There are two candidates for the title character of “The Invisible Woman,” the drama about an affair Charles Dickens carried on for the last 13 years of his life.

The first is Ellen Ternan (Felicity Jones); he meets her in 1857, when he’s 45 and she’s 18, and he hides her from the prying eyes of society until his death 13 years later. The second is Catherine Dickens (Joanna Scanlan), who bore him 10 children and then endured marital neglect and separation until he died.

Ralph Fiennes’ second effort as director moves at the stately pace we associate with Victorian England. Once you get used to long gazes, quiet conversation and suppressed emotions, the movie has the right tone. Dickens’ novels brim with life and action but have reflective segments. This film, adapted by Abi Morgan from Claire Tomalin’s novel, might be one.

Because it comes from a novel, it takes many liberties with truth. We see Catherine physically separated from her husband by a carpenter who seems to be walling her up, as he closes off her section of their home. In reality, he and she simply stayed away from each other, until she moved out of the house in 1858. (They never divorced. Bizarrely, her sister Georgina moved in with Dickens and became unofficial mother to his children, though we don’t see that here.)

Yet the psychology seems right. Dickens (played by Fiennes) seems to be drawn first to the young admirer of his writing and later to the virgin who begins to feel physical passion. Ellen disapproves of sex outside marriage – she snubs Dickens’ friend, Wilkie Collins (Tom Hollander), because he has a child with his mistress – but the quiet teenager is drawn to the magnetic author.

At this point, Dickens was probably the most famous man in England outside the royal family, and he exerts a spell on everyone outside his own family. Even Ellen’s mother (Kristin Scott Thomas), an actress struggling to support three daughters, offers only token opposition to Ellen’s life as a kept woman.

In the end, we spend more time with Ellen than her suitor. The story begins in 1883, when she has married the headmaster of a high school. He obviously loves and respects her, but she struggles to get emotional closure in her feelings for Dickens, who died 13 years before. As her memories surface, the story flashes back and forth from her past to her present.

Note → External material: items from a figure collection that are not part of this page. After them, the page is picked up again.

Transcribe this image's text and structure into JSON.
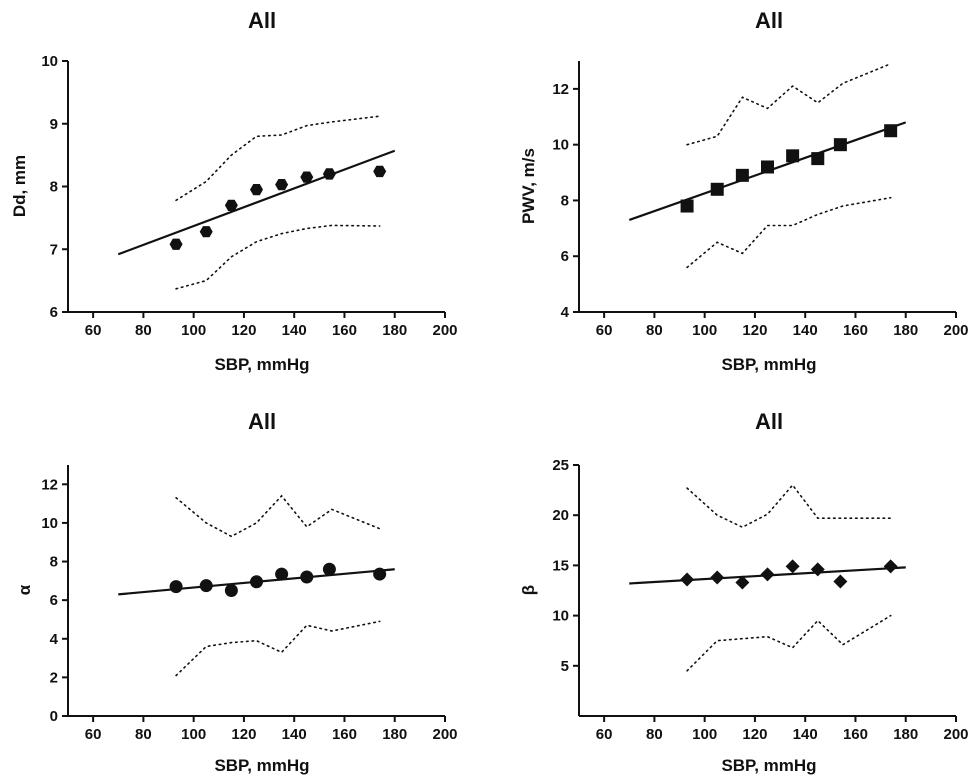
{
  "chart_data": [
    {
      "type": "scatter",
      "title": "All",
      "xlabel": "SBP, mmHg",
      "ylabel": "Dd, mm",
      "xlim": [
        50,
        200
      ],
      "ylim": [
        6,
        10
      ],
      "xticks": [
        60,
        80,
        100,
        120,
        140,
        160,
        180,
        200
      ],
      "yticks": [
        6,
        7,
        8,
        9,
        10
      ],
      "marker": "hexagon",
      "points": [
        {
          "x": 93,
          "y": 7.08
        },
        {
          "x": 105,
          "y": 7.28
        },
        {
          "x": 115,
          "y": 7.7
        },
        {
          "x": 125,
          "y": 7.95
        },
        {
          "x": 135,
          "y": 8.03
        },
        {
          "x": 145,
          "y": 8.15
        },
        {
          "x": 154,
          "y": 8.2
        },
        {
          "x": 174,
          "y": 8.24
        }
      ],
      "regression_line": [
        {
          "x": 70,
          "y": 6.92
        },
        {
          "x": 180,
          "y": 8.57
        }
      ],
      "upper_band": [
        {
          "x": 93,
          "y": 7.78
        },
        {
          "x": 105,
          "y": 8.08
        },
        {
          "x": 115,
          "y": 8.5
        },
        {
          "x": 125,
          "y": 8.8
        },
        {
          "x": 135,
          "y": 8.82
        },
        {
          "x": 145,
          "y": 8.97
        },
        {
          "x": 155,
          "y": 9.03
        },
        {
          "x": 174,
          "y": 9.12
        }
      ],
      "lower_band": [
        {
          "x": 93,
          "y": 6.37
        },
        {
          "x": 105,
          "y": 6.5
        },
        {
          "x": 115,
          "y": 6.88
        },
        {
          "x": 125,
          "y": 7.12
        },
        {
          "x": 135,
          "y": 7.25
        },
        {
          "x": 145,
          "y": 7.33
        },
        {
          "x": 155,
          "y": 7.38
        },
        {
          "x": 174,
          "y": 7.37
        }
      ]
    },
    {
      "type": "scatter",
      "title": "All",
      "xlabel": "SBP, mmHg",
      "ylabel": "PWV, m/s",
      "xlim": [
        50,
        200
      ],
      "ylim": [
        4,
        13
      ],
      "xticks": [
        60,
        80,
        100,
        120,
        140,
        160,
        180,
        200
      ],
      "yticks": [
        4,
        6,
        8,
        10,
        12
      ],
      "marker": "square",
      "points": [
        {
          "x": 93,
          "y": 7.8
        },
        {
          "x": 105,
          "y": 8.4
        },
        {
          "x": 115,
          "y": 8.9
        },
        {
          "x": 125,
          "y": 9.2
        },
        {
          "x": 135,
          "y": 9.6
        },
        {
          "x": 145,
          "y": 9.5
        },
        {
          "x": 154,
          "y": 10.0
        },
        {
          "x": 174,
          "y": 10.5
        }
      ],
      "regression_line": [
        {
          "x": 70,
          "y": 7.3
        },
        {
          "x": 180,
          "y": 10.8
        }
      ],
      "upper_band": [
        {
          "x": 93,
          "y": 10.0
        },
        {
          "x": 105,
          "y": 10.3
        },
        {
          "x": 115,
          "y": 11.7
        },
        {
          "x": 125,
          "y": 11.3
        },
        {
          "x": 135,
          "y": 12.1
        },
        {
          "x": 145,
          "y": 11.5
        },
        {
          "x": 155,
          "y": 12.2
        },
        {
          "x": 174,
          "y": 12.9
        }
      ],
      "lower_band": [
        {
          "x": 93,
          "y": 5.6
        },
        {
          "x": 105,
          "y": 6.5
        },
        {
          "x": 115,
          "y": 6.1
        },
        {
          "x": 125,
          "y": 7.1
        },
        {
          "x": 135,
          "y": 7.1
        },
        {
          "x": 145,
          "y": 7.5
        },
        {
          "x": 155,
          "y": 7.8
        },
        {
          "x": 174,
          "y": 8.1
        }
      ]
    },
    {
      "type": "scatter",
      "title": "All",
      "xlabel": "SBP, mmHg",
      "ylabel": "α",
      "xlim": [
        50,
        200
      ],
      "ylim": [
        0,
        13
      ],
      "xticks": [
        60,
        80,
        100,
        120,
        140,
        160,
        180,
        200
      ],
      "yticks": [
        0,
        2,
        4,
        6,
        8,
        10,
        12
      ],
      "marker": "circle",
      "points": [
        {
          "x": 93,
          "y": 6.7
        },
        {
          "x": 105,
          "y": 6.75
        },
        {
          "x": 115,
          "y": 6.5
        },
        {
          "x": 125,
          "y": 6.95
        },
        {
          "x": 135,
          "y": 7.35
        },
        {
          "x": 145,
          "y": 7.2
        },
        {
          "x": 154,
          "y": 7.6
        },
        {
          "x": 174,
          "y": 7.35
        }
      ],
      "regression_line": [
        {
          "x": 70,
          "y": 6.3
        },
        {
          "x": 180,
          "y": 7.6
        }
      ],
      "upper_band": [
        {
          "x": 93,
          "y": 11.3
        },
        {
          "x": 105,
          "y": 10.0
        },
        {
          "x": 115,
          "y": 9.3
        },
        {
          "x": 125,
          "y": 10.0
        },
        {
          "x": 135,
          "y": 11.4
        },
        {
          "x": 145,
          "y": 9.8
        },
        {
          "x": 155,
          "y": 10.7
        },
        {
          "x": 174,
          "y": 9.7
        }
      ],
      "lower_band": [
        {
          "x": 93,
          "y": 2.1
        },
        {
          "x": 105,
          "y": 3.6
        },
        {
          "x": 115,
          "y": 3.8
        },
        {
          "x": 125,
          "y": 3.9
        },
        {
          "x": 135,
          "y": 3.3
        },
        {
          "x": 145,
          "y": 4.7
        },
        {
          "x": 155,
          "y": 4.4
        },
        {
          "x": 174,
          "y": 4.9
        }
      ]
    },
    {
      "type": "scatter",
      "title": "All",
      "xlabel": "SBP, mmHg",
      "ylabel": "β",
      "xlim": [
        50,
        200
      ],
      "ylim": [
        0,
        25
      ],
      "xticks": [
        60,
        80,
        100,
        120,
        140,
        160,
        180,
        200
      ],
      "yticks": [
        5,
        10,
        15,
        20,
        25
      ],
      "marker": "diamond",
      "points": [
        {
          "x": 93,
          "y": 13.6
        },
        {
          "x": 105,
          "y": 13.8
        },
        {
          "x": 115,
          "y": 13.3
        },
        {
          "x": 125,
          "y": 14.1
        },
        {
          "x": 135,
          "y": 14.9
        },
        {
          "x": 145,
          "y": 14.6
        },
        {
          "x": 154,
          "y": 13.4
        },
        {
          "x": 174,
          "y": 14.9
        }
      ],
      "regression_line": [
        {
          "x": 70,
          "y": 13.2
        },
        {
          "x": 180,
          "y": 14.8
        }
      ],
      "upper_band": [
        {
          "x": 93,
          "y": 22.7
        },
        {
          "x": 105,
          "y": 20.0
        },
        {
          "x": 115,
          "y": 18.8
        },
        {
          "x": 125,
          "y": 20.1
        },
        {
          "x": 135,
          "y": 23.0
        },
        {
          "x": 145,
          "y": 19.7
        },
        {
          "x": 155,
          "y": 19.7
        },
        {
          "x": 174,
          "y": 19.7
        }
      ],
      "lower_band": [
        {
          "x": 93,
          "y": 4.5
        },
        {
          "x": 105,
          "y": 7.5
        },
        {
          "x": 115,
          "y": 7.7
        },
        {
          "x": 125,
          "y": 7.9
        },
        {
          "x": 135,
          "y": 6.8
        },
        {
          "x": 145,
          "y": 9.5
        },
        {
          "x": 155,
          "y": 7.1
        },
        {
          "x": 174,
          "y": 10.0
        }
      ]
    }
  ]
}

Both leading actors blow hot and cold, though they’re frequently on target. Fiennes isn’t naturally an outgoing performer, and he’s playing the most extroverted author in English history. So he does his best work in intimate moments, when Dickens finds himself at a loss for words.

Jones, who played Fiennes’ daughter four years ago in “Cemetery Junction,” sometimes seems bland or even sullen as the closed-off teenager. Yet she shows spirit, intelligence and emotional depth as the older Ellen, and we see then what Dickens presumably saw long ago.

The film earned an Oscar nomination for its costumes, which make effects subtly: The unfortunate Catherine wears dresses that aren’t obviously ugly but make her look more like a stout, stolid stick-in-the-mud. Music, cinematography and editing reinforce the mood of melancholy anxiety the director sought.